Sementara, Trijanti hanya dapat berdiri dengan tubuh bergetar menahan keharuan. Pedang yang semula siap untuk merejam tubuh pemuda tampan itu, kini tergantung lumpuh ditubuhnya.
DELAPAN
Sambil terus mengucapkan kata-kata manis, Pradipta, tokoh sesat berjuluk Kumbang Merah, yang kini menjabat sebagai Adipati Setya Bumi di Kadipaten Kedawung itu, melangkah semakin dekat Jarak antara mereka pun tinggal dua langkah lagi. Trijanti sendiri, yang pada dasarnya mencintai pemuda tampan itu, terisak tertahan. Kewaspadaan gadis cantik itu lenyap, berganti rasa haru yang menguasai hatinya. Dan, ketika Pradipta mengulur tangannya, gadis itu sama sekali tidak berusaha mengelak.
Namun, sebagai seorang gadis yang semenjak kecil digembleng dengan ilmu-ilmu silat tinggi, Trijanti dapat merasakan sambaran angin yang tajam mengiringi uluran sepasang tangan pemuda itu.

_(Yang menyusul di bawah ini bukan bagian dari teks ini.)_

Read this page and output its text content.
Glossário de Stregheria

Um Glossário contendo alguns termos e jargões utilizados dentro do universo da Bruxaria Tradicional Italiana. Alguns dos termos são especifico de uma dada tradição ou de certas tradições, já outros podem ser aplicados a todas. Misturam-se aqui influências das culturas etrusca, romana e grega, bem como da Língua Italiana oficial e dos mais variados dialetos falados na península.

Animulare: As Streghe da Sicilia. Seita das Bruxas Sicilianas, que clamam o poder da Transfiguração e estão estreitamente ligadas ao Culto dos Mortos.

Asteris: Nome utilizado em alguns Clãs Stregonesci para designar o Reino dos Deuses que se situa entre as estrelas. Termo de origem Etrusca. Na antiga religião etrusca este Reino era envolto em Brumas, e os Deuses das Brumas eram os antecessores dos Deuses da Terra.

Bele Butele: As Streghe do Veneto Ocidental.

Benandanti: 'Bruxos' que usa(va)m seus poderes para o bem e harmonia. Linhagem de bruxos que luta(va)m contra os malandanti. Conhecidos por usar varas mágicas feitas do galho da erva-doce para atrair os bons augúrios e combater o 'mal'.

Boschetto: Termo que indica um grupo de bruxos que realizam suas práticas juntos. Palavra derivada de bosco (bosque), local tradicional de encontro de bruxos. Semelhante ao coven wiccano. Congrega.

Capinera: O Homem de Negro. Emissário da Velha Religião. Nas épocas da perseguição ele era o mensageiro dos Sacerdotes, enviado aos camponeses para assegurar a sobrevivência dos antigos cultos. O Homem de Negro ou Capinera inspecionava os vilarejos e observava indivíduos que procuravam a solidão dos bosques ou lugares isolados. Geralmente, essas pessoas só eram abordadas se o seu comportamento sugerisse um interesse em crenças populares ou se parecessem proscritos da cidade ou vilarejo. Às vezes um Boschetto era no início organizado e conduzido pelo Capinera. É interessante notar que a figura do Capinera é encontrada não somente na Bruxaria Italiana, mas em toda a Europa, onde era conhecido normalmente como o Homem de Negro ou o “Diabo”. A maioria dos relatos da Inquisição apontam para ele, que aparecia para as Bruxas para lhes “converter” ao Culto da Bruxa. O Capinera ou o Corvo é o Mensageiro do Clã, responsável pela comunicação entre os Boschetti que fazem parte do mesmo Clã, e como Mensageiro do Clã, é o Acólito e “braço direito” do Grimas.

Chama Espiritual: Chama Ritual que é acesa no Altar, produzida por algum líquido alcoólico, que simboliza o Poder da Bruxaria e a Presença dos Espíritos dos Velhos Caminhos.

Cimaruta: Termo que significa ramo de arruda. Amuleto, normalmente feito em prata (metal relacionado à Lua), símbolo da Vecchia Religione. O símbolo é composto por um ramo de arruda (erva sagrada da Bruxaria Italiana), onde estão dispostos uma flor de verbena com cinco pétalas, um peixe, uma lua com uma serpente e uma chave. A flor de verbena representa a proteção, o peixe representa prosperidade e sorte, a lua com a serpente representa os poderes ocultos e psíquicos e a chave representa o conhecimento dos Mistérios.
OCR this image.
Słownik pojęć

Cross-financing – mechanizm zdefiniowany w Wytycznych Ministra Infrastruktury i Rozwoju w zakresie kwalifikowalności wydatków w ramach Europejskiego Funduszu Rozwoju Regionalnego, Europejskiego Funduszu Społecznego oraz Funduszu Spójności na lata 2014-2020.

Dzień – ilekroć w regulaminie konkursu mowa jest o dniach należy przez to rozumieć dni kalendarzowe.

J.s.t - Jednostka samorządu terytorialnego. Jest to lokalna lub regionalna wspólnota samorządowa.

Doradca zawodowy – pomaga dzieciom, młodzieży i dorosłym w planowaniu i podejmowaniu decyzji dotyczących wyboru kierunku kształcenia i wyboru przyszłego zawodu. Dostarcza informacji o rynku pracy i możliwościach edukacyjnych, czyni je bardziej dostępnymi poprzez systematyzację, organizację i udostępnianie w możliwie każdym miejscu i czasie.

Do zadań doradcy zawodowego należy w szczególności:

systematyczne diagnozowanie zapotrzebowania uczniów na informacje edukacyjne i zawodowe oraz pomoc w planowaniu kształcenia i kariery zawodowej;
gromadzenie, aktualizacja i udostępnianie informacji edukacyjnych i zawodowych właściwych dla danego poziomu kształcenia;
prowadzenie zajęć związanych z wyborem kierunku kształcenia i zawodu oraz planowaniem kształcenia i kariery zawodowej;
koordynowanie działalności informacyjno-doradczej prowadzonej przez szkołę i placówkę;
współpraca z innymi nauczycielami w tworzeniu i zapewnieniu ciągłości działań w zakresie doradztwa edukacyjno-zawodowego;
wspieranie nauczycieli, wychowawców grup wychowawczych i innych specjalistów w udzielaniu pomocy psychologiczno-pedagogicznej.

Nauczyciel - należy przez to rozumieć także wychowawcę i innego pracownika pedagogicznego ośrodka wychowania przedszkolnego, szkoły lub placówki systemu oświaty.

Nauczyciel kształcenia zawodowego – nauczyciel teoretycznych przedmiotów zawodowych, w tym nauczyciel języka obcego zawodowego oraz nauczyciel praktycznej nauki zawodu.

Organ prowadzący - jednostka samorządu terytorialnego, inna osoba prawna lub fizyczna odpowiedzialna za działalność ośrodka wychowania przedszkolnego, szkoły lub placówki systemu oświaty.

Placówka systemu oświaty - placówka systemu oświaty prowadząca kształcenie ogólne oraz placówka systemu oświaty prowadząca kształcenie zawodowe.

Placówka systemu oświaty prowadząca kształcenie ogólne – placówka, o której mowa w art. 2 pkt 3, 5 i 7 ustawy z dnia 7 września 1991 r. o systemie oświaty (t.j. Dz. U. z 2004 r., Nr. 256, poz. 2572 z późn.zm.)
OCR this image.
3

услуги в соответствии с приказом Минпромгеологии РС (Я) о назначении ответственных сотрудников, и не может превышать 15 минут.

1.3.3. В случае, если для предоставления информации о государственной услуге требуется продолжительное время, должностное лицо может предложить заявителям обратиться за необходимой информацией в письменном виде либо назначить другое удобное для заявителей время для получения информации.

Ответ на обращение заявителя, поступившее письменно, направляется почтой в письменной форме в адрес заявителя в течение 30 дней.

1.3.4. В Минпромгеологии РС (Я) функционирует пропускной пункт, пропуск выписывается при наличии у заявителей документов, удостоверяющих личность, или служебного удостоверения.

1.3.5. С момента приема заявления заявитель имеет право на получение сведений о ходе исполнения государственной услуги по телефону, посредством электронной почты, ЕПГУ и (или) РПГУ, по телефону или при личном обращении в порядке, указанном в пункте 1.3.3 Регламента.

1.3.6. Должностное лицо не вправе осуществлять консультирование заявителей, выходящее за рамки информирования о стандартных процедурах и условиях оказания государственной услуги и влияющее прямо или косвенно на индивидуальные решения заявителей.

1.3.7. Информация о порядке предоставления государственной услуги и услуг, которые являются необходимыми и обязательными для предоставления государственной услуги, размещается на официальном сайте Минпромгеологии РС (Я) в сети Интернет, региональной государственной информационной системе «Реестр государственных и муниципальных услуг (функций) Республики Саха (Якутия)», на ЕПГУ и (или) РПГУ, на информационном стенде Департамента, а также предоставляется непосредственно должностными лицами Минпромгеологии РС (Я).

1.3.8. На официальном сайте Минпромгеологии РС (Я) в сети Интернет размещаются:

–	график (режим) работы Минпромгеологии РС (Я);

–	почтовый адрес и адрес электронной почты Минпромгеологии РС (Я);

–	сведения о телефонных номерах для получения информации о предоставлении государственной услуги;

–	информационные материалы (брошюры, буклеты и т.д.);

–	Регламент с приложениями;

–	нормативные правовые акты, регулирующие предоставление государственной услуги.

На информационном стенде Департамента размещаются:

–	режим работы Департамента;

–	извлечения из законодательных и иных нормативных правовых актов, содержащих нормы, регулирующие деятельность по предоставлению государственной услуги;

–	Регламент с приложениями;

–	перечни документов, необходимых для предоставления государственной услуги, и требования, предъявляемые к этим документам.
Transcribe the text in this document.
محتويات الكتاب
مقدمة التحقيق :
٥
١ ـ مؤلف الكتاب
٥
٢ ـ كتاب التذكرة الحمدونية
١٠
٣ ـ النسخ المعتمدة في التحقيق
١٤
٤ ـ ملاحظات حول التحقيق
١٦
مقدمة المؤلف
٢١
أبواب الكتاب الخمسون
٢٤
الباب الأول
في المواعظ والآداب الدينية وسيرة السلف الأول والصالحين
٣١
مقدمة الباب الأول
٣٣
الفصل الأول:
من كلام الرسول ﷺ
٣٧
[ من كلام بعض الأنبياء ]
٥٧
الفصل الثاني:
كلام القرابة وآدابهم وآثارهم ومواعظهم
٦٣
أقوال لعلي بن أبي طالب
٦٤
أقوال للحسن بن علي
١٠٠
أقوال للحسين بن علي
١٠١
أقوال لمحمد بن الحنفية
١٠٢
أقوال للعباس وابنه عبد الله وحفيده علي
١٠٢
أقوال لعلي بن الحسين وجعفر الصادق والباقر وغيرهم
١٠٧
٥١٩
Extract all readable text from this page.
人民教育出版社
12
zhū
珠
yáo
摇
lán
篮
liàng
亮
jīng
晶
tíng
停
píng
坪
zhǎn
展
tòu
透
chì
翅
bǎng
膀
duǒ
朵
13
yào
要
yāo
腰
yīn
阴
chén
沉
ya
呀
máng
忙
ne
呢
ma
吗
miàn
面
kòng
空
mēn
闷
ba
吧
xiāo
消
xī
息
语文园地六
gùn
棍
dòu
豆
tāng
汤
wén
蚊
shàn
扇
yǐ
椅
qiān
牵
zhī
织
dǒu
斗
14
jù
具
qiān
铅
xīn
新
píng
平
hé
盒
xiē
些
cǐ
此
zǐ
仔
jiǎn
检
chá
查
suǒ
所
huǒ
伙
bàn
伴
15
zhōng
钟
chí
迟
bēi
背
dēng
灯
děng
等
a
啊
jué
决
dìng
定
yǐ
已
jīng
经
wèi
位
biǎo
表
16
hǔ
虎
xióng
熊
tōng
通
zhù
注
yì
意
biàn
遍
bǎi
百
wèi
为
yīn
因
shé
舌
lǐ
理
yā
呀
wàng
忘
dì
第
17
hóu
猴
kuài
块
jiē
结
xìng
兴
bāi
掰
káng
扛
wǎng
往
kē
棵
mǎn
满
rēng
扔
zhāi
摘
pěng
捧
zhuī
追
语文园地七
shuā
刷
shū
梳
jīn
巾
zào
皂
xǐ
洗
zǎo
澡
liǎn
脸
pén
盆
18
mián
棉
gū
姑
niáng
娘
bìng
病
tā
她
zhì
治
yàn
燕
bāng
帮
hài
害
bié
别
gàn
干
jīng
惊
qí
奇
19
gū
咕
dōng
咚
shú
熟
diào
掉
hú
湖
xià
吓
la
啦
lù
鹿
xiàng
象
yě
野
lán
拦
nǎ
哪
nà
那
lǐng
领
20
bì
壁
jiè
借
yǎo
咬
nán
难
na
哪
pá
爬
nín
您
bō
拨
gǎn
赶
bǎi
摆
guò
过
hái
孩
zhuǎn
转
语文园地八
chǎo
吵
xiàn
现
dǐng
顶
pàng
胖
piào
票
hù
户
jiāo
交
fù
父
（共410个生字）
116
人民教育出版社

Sayangnya, saat itu jarak antara mereka hanya terpisah dua tindak. Sehingga, gadis cantik itu hanya dapat menahan jeritannya dengan sepasang mata terbelalak.
"Mampuslah kau, Gadis Dungu...!" geram Adpati Setya Bumi yang rupanya telah menyiapkan tenaga dalam secara diam-diam. Dan, kini sepasang tangannya, yang membentuk cakar itu, siap merenggut nyawa Trijanti. Karena menurut pemikirannya, gadis itu hanya akan mendatangkan kesulitan pada dirinya.
"Aaah...?!" Gadis cantik berwajah pucat itu hanya dapat mengeluarkan jerit tertahan. Sadar kalau dirinya tidak mungkin lagi selamat, maka Trijanti pasrah dengan memejamkan matanya. Hatinya terasa sakit sekali ketika melihat kekejaman pemuda yang dicintainya itu.
Namun, pada saat yang gawat itu, tiba-tiba seberkas sinar hitam berkeredep menyambut cengkeraman tangan Pradipta. Dari suara berdesing yang ditimbulkannya, jelas kalau sinar hitam itu mengandung kekuatan hebat, dan sulit untuk diukur. Maka, wajar kalau kecepatannya pun hampir tidak tertangkap oleh mata Kumbang Merah, yang sangat kejam dan licik itu.
Tukkk!
"Aaakh...!" Adipati Setya Bumi memekik kesakitan, dan wajahnya berubah pucat! Sedangkan tubuhnya terjajar mundur sejauh enam langkah. Tampak pemuda tampan itu meringis seraya mengurut jemari tangannya yang terasa nyeri dan linu.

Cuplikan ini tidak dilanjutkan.